Positive Technologies, a vulnerability assessment, compliance management and threat analysis solutions company, announced this week that it's discovered
yet another undocumented feature in Intel's chipsets, after previously stumbling upon an undocumented mode developed by Intel
specifically for the NSA. The feature, Intel Visualization of Internal Signals Architecture (VISA), could allow attackers to gain the lowest-levels of access to Intel CPUs and any data being processed by those
CPUs.
The good news is that the feature is disabled by default (unlike Intel ME, which is enabled by default on most Intel-based machines), so attackers can't exploit VISA without first finding a way to enable it. However, according to the researchers, Apple mistakenly shipped some laptops with VISA enabled by default, so chances are that other laptop manufacturers did the same.
The bad news is that the Positive Technologies researchers found a way to disable VISA using an older Intel ME vulnerability. Intel released a firmware patch that fixes that vulnerability back in 2017, but unless your laptop maker or motherboard maker has sent your the updated firmware and you updated your system with it, your PC will remain vulnerable. This bug can't be fixed through operating system updates.
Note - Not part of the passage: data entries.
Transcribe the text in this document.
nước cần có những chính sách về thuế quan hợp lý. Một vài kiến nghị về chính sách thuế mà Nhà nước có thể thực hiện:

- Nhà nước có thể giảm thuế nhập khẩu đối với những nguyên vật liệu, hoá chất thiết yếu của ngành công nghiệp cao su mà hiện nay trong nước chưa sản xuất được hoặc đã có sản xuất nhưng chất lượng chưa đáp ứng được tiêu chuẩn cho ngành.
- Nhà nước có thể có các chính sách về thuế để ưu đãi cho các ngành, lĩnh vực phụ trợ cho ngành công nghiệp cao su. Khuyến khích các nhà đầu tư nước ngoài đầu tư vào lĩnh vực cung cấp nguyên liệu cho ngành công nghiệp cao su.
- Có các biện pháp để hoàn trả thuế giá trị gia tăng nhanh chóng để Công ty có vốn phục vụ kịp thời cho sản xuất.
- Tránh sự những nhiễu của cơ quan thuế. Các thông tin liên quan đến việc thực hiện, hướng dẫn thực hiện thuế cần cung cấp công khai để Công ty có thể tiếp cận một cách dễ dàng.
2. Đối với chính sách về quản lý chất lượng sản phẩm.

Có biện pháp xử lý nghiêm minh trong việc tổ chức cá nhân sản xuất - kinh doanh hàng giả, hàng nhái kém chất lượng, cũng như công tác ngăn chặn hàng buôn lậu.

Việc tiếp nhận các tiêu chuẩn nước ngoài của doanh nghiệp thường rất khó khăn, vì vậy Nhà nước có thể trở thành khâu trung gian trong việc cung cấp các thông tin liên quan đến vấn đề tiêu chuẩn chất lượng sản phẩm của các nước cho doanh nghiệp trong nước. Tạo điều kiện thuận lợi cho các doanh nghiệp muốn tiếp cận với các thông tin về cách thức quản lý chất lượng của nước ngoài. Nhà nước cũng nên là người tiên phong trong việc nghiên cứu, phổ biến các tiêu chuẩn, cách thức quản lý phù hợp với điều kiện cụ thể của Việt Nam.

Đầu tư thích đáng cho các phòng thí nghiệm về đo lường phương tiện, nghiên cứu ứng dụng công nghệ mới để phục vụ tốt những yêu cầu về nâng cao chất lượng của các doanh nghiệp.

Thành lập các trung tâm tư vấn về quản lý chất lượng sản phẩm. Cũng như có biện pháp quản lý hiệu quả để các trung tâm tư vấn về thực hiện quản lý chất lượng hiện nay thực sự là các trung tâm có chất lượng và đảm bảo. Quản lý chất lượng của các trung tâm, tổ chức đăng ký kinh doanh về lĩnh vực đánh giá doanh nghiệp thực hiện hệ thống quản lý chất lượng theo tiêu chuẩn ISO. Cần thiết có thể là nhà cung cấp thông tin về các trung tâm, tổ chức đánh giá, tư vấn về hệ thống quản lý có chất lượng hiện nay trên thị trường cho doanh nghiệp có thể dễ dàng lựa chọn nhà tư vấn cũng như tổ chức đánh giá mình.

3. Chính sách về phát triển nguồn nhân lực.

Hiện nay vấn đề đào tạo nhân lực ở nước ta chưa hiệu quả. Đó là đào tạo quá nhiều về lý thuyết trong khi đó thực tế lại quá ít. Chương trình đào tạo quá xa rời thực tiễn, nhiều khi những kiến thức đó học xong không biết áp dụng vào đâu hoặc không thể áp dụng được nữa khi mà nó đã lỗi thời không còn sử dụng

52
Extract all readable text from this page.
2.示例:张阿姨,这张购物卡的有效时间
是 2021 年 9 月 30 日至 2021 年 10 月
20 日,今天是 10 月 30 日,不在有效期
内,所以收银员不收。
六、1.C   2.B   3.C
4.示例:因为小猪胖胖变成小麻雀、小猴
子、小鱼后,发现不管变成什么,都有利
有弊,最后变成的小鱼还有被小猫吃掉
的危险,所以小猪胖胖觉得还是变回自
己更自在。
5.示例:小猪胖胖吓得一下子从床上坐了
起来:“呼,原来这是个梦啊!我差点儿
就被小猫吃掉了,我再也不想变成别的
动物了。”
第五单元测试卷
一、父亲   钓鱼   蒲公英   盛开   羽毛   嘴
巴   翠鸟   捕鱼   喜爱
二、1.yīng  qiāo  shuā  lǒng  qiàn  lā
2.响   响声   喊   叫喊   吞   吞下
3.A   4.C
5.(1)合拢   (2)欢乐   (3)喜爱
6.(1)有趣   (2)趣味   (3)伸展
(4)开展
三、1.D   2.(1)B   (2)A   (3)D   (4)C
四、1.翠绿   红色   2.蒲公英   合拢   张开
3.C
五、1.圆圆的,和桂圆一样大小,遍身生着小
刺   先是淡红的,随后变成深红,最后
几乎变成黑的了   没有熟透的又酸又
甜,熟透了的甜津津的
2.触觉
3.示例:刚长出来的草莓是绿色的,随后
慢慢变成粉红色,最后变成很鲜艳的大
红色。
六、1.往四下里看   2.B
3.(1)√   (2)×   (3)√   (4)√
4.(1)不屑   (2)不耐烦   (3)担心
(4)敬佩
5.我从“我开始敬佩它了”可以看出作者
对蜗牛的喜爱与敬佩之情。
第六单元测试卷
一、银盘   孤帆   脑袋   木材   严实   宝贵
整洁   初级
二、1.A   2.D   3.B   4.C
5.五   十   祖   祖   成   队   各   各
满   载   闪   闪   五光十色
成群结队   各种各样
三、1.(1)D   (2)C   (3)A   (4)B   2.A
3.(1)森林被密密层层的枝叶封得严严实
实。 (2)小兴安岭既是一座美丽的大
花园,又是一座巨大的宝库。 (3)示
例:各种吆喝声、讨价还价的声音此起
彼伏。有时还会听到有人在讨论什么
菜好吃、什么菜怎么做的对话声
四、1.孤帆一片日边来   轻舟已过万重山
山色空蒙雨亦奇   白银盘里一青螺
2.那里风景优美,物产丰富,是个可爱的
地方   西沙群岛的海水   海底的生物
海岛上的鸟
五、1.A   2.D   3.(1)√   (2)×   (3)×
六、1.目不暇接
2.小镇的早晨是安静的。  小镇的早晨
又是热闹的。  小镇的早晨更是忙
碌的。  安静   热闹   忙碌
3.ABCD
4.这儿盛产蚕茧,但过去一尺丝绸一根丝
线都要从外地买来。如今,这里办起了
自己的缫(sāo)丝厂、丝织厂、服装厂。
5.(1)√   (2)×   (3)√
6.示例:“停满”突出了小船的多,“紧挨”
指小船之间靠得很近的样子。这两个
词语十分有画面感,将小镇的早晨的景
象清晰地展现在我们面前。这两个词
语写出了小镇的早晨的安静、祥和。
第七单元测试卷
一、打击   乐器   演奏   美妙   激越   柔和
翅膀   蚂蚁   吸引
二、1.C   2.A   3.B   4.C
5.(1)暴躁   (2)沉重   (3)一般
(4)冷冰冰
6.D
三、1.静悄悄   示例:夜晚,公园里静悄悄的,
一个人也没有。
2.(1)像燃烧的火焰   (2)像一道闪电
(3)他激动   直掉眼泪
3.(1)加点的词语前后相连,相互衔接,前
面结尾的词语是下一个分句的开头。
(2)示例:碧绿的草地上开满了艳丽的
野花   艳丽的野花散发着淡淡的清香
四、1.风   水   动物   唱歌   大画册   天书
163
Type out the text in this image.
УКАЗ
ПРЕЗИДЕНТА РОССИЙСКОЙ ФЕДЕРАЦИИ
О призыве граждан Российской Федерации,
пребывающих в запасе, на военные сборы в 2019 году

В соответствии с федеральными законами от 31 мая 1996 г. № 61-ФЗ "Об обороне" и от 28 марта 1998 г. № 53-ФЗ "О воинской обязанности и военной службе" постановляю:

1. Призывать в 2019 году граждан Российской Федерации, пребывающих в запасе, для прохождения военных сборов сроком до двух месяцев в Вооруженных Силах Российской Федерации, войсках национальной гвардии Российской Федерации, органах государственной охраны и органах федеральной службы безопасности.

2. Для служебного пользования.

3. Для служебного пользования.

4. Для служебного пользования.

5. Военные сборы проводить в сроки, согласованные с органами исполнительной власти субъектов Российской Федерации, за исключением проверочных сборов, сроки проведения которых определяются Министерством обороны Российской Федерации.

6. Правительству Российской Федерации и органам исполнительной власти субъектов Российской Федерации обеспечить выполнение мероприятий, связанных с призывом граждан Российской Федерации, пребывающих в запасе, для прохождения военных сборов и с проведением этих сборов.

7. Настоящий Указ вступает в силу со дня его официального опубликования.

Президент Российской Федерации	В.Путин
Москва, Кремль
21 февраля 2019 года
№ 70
The silver lining is that if an attacker can exploit your system through the existing Intel ME vulnerability, then there they can't do much worse by also gaining access to VISA. However, if in the future attackers find another way to enable VISA, even on systems with patched Intel ME firmware, that could indeed expose PC users to new dangers.
The researchers said that they have found three other ways to enable VISA themselves, which they will reveal in a presentation slide on the
Black Hat site in a few days. The researchers already presented this information at the Black Hat Asia 2019 cybersecurity conference, which started on March 26 and ends today.